# How Is Work Calculated When Pushing a Box Up a Frictionless Ramp?

• chinnie15
In summary, to lift a 23kg box by a height of 1.0m, you would do 230J of work. If you choose to push the box up a 1.0m ramp at a 30 degree angle with no friction, you would need a force of 113N and the ramp would be 2m long. This results in the same amount of work being done, 230J, as the force and distance are still in the same direction with zero angle between them.
chinnie15

## Homework Statement

Suppose you lift a 23kg box by a height of 1.0m. How much work do you do in lifting the box?
230 J

Instead of lifting the box straight up, suppose you push it up a 1.0 -high ramp that makes a 30 degree angle with the horizontal. Being clever, you choose a ramp with no friction. How much force is required to push the box straight up the slope at a constant speed?
113N

How long is the ramp?
2m

Use your force and distance results to calculate the work you do in pushing the box up the ramp.
This is where I'm having trouble!

W=Fdcosθ

## The Attempt at a Solution

I plugged what I already got into the above equation, and got the answer of 195J. However, it's telling me the answer is 230J? But how? Isn't that why they had me find F and d?

Thank you for any help!

All your work is correct apart from the value for cosθ.
What is the angle between the force acting up the ramp and the displacement up the ramp?

I'm sorry, I really don't know. What angle between the force and displacement? I thought that was the 30 degrees.

chinnie15 said:
W=Fdcosθ
In that formula, θ is the angle between the force and the distance through which it acts. You must resist the temptation to think "this formula needs an angle, I have an angle, so I'll put in the formula".
The force in this case is in which direction?
The distance the box moves is in which direction?
What is the angle between those two directions? (Hint: it isn't much.)

When you push the box along the ramp then the force you apply and the displacement of the box are both along the ramp. So the angle between them is zero, not 30°

Ohh, ok, I got it now, thanks! :) I wasn't even thinking about that.

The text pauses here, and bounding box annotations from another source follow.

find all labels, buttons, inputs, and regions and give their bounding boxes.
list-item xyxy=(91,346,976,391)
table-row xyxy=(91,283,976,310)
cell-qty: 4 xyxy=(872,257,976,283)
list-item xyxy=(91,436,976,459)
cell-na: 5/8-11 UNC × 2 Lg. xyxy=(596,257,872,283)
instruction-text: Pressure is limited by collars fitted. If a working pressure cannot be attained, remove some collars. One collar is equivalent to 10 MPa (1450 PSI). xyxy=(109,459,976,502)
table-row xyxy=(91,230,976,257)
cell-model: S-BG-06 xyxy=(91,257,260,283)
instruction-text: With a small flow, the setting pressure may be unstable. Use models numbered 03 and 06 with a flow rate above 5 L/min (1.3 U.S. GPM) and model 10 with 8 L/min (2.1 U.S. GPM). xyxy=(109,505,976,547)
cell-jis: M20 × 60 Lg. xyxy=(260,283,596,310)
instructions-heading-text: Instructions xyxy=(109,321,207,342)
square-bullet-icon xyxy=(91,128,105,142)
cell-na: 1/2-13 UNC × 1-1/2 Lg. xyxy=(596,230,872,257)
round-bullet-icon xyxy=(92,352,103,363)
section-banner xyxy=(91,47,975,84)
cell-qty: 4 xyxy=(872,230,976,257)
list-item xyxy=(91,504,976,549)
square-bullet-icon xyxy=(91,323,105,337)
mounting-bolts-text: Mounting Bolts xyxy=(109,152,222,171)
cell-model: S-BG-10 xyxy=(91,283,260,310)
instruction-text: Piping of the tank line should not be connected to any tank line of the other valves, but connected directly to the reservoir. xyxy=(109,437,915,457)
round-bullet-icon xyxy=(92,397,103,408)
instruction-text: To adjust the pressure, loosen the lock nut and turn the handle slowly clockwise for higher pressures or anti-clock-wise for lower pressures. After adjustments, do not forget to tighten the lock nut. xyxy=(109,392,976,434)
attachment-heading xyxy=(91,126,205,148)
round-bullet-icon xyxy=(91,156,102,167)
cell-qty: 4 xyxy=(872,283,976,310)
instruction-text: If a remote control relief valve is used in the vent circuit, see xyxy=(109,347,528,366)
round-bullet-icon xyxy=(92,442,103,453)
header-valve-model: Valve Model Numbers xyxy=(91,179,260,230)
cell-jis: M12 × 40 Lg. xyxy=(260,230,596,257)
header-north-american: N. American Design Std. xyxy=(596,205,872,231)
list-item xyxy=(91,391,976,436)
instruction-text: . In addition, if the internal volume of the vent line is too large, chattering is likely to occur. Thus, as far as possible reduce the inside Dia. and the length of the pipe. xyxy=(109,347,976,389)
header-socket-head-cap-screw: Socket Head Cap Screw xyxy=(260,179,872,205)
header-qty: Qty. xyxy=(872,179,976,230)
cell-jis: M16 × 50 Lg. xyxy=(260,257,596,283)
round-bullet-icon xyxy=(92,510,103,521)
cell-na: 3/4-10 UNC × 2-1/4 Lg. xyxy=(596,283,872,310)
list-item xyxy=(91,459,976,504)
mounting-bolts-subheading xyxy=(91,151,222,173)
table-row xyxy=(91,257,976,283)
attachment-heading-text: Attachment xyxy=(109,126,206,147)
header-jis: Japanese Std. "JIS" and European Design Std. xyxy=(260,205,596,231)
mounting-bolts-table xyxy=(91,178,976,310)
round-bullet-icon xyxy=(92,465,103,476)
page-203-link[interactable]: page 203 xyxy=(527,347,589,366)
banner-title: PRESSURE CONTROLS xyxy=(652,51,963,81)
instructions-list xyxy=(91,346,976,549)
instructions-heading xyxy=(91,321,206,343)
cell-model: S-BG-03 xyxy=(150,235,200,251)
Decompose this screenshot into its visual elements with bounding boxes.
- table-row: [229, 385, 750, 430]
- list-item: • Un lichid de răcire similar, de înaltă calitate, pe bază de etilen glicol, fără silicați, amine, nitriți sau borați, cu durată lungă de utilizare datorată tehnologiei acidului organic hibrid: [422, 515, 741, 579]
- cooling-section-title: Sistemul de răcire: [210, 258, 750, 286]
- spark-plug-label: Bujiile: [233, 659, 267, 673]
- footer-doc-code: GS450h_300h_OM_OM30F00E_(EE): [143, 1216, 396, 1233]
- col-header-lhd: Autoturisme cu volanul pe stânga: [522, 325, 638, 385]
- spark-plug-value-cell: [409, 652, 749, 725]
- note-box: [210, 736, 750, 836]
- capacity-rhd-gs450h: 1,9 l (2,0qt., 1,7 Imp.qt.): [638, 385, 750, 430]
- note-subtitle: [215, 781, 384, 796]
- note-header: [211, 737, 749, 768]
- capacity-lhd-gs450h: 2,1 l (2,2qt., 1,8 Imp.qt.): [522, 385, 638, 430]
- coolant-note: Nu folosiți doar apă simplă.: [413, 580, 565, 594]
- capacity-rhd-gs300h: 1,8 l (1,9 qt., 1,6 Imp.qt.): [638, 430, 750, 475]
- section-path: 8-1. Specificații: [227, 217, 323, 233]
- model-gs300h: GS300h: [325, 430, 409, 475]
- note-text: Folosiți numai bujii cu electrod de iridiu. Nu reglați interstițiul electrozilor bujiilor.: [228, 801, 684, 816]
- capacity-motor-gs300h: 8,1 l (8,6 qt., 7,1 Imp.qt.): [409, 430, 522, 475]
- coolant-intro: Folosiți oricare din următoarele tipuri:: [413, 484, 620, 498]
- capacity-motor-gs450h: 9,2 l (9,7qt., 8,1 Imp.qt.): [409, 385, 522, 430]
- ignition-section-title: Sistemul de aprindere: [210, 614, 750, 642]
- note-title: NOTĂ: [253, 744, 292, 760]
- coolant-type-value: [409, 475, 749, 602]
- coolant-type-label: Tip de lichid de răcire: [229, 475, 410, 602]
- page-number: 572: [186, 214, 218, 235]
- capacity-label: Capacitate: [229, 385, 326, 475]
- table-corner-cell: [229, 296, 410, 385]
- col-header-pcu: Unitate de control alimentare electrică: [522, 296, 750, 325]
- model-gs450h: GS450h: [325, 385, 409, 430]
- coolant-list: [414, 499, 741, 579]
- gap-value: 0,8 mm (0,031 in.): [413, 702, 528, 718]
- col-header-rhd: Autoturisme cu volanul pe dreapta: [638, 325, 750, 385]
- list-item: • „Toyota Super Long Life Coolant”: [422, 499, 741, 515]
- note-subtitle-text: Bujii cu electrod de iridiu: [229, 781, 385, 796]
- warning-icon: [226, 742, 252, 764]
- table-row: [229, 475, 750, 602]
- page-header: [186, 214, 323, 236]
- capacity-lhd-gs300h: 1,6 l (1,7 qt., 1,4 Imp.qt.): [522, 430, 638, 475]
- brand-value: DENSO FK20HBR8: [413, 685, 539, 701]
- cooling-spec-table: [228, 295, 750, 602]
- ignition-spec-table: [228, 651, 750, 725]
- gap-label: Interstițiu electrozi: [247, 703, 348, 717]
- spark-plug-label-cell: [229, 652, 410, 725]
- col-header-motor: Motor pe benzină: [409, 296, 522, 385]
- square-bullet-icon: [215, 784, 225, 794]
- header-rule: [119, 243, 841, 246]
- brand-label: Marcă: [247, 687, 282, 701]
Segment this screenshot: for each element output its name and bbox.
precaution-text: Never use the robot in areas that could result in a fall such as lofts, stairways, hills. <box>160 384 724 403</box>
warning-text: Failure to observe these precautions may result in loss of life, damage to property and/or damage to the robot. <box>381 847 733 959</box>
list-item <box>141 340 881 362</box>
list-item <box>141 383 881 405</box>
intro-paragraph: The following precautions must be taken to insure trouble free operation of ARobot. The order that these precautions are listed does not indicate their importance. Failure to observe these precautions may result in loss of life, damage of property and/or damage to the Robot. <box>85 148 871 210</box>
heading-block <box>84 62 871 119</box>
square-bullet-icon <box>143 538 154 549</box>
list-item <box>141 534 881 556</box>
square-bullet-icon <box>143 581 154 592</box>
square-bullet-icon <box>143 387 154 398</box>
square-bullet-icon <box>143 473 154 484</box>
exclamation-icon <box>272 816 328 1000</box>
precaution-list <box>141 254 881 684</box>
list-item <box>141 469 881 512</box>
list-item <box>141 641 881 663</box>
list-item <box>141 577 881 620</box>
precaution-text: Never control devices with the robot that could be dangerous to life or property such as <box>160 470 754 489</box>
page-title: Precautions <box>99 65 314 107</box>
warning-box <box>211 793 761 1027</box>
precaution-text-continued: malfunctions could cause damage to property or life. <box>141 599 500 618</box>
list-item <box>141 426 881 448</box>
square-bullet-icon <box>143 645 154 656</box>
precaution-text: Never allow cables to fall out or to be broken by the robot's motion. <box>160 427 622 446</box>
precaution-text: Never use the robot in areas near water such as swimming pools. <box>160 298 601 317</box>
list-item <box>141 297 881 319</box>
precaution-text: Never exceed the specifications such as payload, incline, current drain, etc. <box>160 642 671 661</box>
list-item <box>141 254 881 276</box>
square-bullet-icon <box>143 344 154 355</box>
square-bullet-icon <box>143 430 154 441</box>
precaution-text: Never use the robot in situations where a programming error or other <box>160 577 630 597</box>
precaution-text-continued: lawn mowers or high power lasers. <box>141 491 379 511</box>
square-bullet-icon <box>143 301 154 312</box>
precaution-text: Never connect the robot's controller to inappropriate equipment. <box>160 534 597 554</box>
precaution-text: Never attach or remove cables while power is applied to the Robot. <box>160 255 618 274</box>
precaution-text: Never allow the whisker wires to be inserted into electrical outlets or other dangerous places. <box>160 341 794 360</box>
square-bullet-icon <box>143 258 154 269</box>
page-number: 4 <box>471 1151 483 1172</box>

Like haruspex said, I thought it was 30 degrees because I thought that's what it was referring to.

@ haruspex:
The force is to the right.
And the displacement of the box is to the right.
So, the angle between them must be zero?

So, in other words, the angle is zero regardless that it's on a ramp, because the force applied to the box wasn't at an angle to the box? I hope I said that right.

chinnie15 said:
The force is to the right.
And the displacement of the box is to the right.
So, the angle between them must be zero?
Need to be more precise than that. The direction of the force (as you have calculated it) is directly up the slope of the ramp. The direction of movement is also in exactly that direction. So, yes, the angle between is zero.
Note that the pusher could have pushed in a different direction, horizontally, say. You would now calculate a larger force (because it would increase the normal force from the ramp). If there were friction then this would mean it would take more energy to move the box up the ramp. But since there is no friction, the component of the force up the ramp is unchanged:
A)
force directly up ramp = 113N
distance moved = 2m
angle between = 0
work done = 113*2 cos(0) = 226Nm
B)
horizontal force = 113N / cos(30)
distance moved = 2m
angle between = 30 degrees
work done = (113/cos(30))*2* cos(30) = 226Nm

## 1. What is the purpose of pushing a box up a ramp?

The purpose of pushing a box up a ramp is to use the inclined plane to reduce the amount of force needed to lift the box vertically. This makes it easier to move the box to a higher level.

## 2. How does the force needed to push the box up the ramp compare to the force needed to lift it straight up?

The force needed to push the box up the ramp is less than the force needed to lift it straight up. This is because the ramp allows the force to be spread out over a longer distance, making it easier to move the box.

## 3. Is it easier to push a heavy box up a steeper ramp or a less steep ramp?

It is easier to push a heavy box up a less steep ramp. This is because a steeper ramp requires more force to lift the box against gravity.

## 4. What factors affect the amount of force needed to push a box up a ramp?

The amount of force needed to push a box up a ramp is affected by the weight of the box, the angle of the ramp, and the coefficient of friction between the box and the ramp.

## 5. How does the length of the ramp affect the force needed to push the box up?

The longer the ramp, the less force is needed to push the box up. This is because the longer ramp allows the force to be spread out over a greater distance, making it easier to move the box.